Face à la volonté des industriels Isigny Sainte-Mère et Lactalis de pasteuriser le lait ou de le traiter, avant de le ré-enrichir de flore native (sans quoi il ne pourrait pas se transformer en fromage!), Francis Rouchard explique le risque de perte de goût : "Les souches de bactéries ne peuvent pas être représentatives de l'ensemble du troupeau, cela donne donc un produit standardisé!".

Mais Francis Rouchard a un espoir : l'exemple du Sallers, du Saint-Nectaire ou encore du Reblochon. "Ces fromages sont issus de vraies productions fermières, ils bénéficient donc d'appellations d'origine contrôlée(AOC) dites fermières", explique-t-il, insistant sur l'urgence de clarifier le vocabulaire des AOC pour le consommateur. LA solution? "Recréer le tissu de production fermière normande". Après quoi il sera possible de mettre en valeur ces produits de qualité de manière "lisible" au sein de la grande distribution. Pourquoi pas sous la forme du concept du "shop in the shop", s'interroge Francis Rouchard...

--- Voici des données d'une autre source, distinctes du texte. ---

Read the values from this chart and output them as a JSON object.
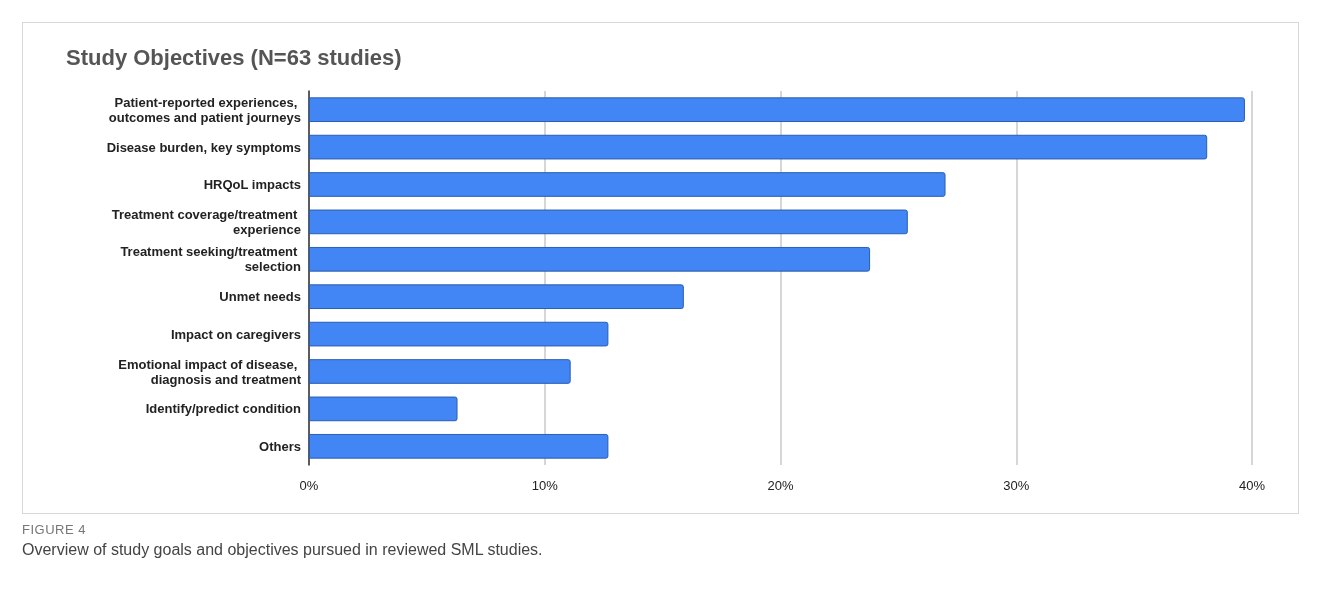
{
  "chart_data": {
    "type": "bar",
    "orientation": "horizontal",
    "title": "Study Objectives (N=63 studies)",
    "categories": [
      "Patient-reported experiences, outcomes and patient journeys",
      "Disease burden, key symptoms",
      "HRQoL impacts",
      "Treatment coverage/treatment experience",
      "Treatment seeking/treatment selection",
      "Unmet needs",
      "Impact on caregivers",
      "Emotional impact of disease, diagnosis and treatment",
      "Identify/predict condition",
      "Others"
    ],
    "values": [
      39.7,
      38.1,
      27.0,
      25.4,
      23.8,
      15.9,
      12.7,
      11.1,
      6.3,
      12.7
    ],
    "color": "#4285f4",
    "xlim": [
      0,
      40
    ],
    "xticks": [
      {
        "value": 0,
        "label": "0%"
      },
      {
        "value": 10,
        "label": "10%"
      },
      {
        "value": 20,
        "label": "20%"
      },
      {
        "value": 30,
        "label": "30%"
      },
      {
        "value": 40,
        "label": "40%"
      }
    ],
    "grid": "x",
    "annotations": [
      "FIGURE 4",
      "Overview of study goals and objectives pursued in reviewed SML studies."
    ]
  }
}
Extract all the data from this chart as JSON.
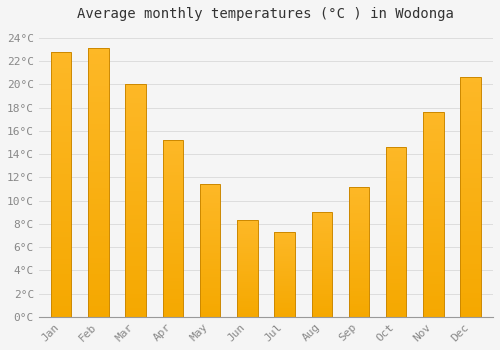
{
  "months": [
    "Jan",
    "Feb",
    "Mar",
    "Apr",
    "May",
    "Jun",
    "Jul",
    "Aug",
    "Sep",
    "Oct",
    "Nov",
    "Dec"
  ],
  "values": [
    22.8,
    23.1,
    20.0,
    15.2,
    11.4,
    8.3,
    7.3,
    9.0,
    11.2,
    14.6,
    17.6,
    20.6
  ],
  "bar_color_top": "#FDB827",
  "bar_color_bottom": "#F5A800",
  "bar_edge_color": "#CC8800",
  "background_color": "#f5f5f5",
  "plot_bg_color": "#f5f5f5",
  "grid_color": "#dddddd",
  "title": "Average monthly temperatures (°C ) in Wodonga",
  "title_fontsize": 10,
  "tick_label_color": "#888888",
  "axis_label_fontsize": 8,
  "ylim": [
    0,
    25
  ],
  "yticks": [
    0,
    2,
    4,
    6,
    8,
    10,
    12,
    14,
    16,
    18,
    20,
    22,
    24
  ],
  "ytick_labels": [
    "0°C",
    "2°C",
    "4°C",
    "6°C",
    "8°C",
    "10°C",
    "12°C",
    "14°C",
    "16°C",
    "18°C",
    "20°C",
    "22°C",
    "24°C"
  ],
  "bar_width": 0.55
}
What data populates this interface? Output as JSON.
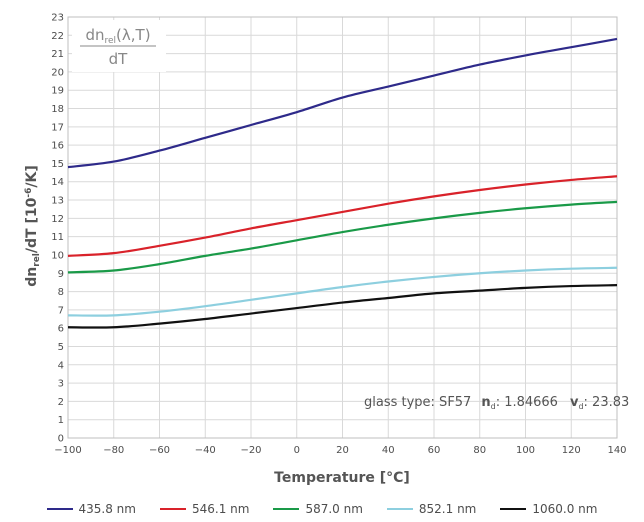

Qui a dit que les défenseurs du camembert au lait cru étaient réactionnaires? Ils parlent anglais, consultent les données du mouvement états-unien Raw Milk sur Internet. Ils souhaitent juste le bonheur de notre chair... Qui passe par la bonne chère. Pourquoi ne pas relire Rabelais avant de faire nos courses? Je vous le demande...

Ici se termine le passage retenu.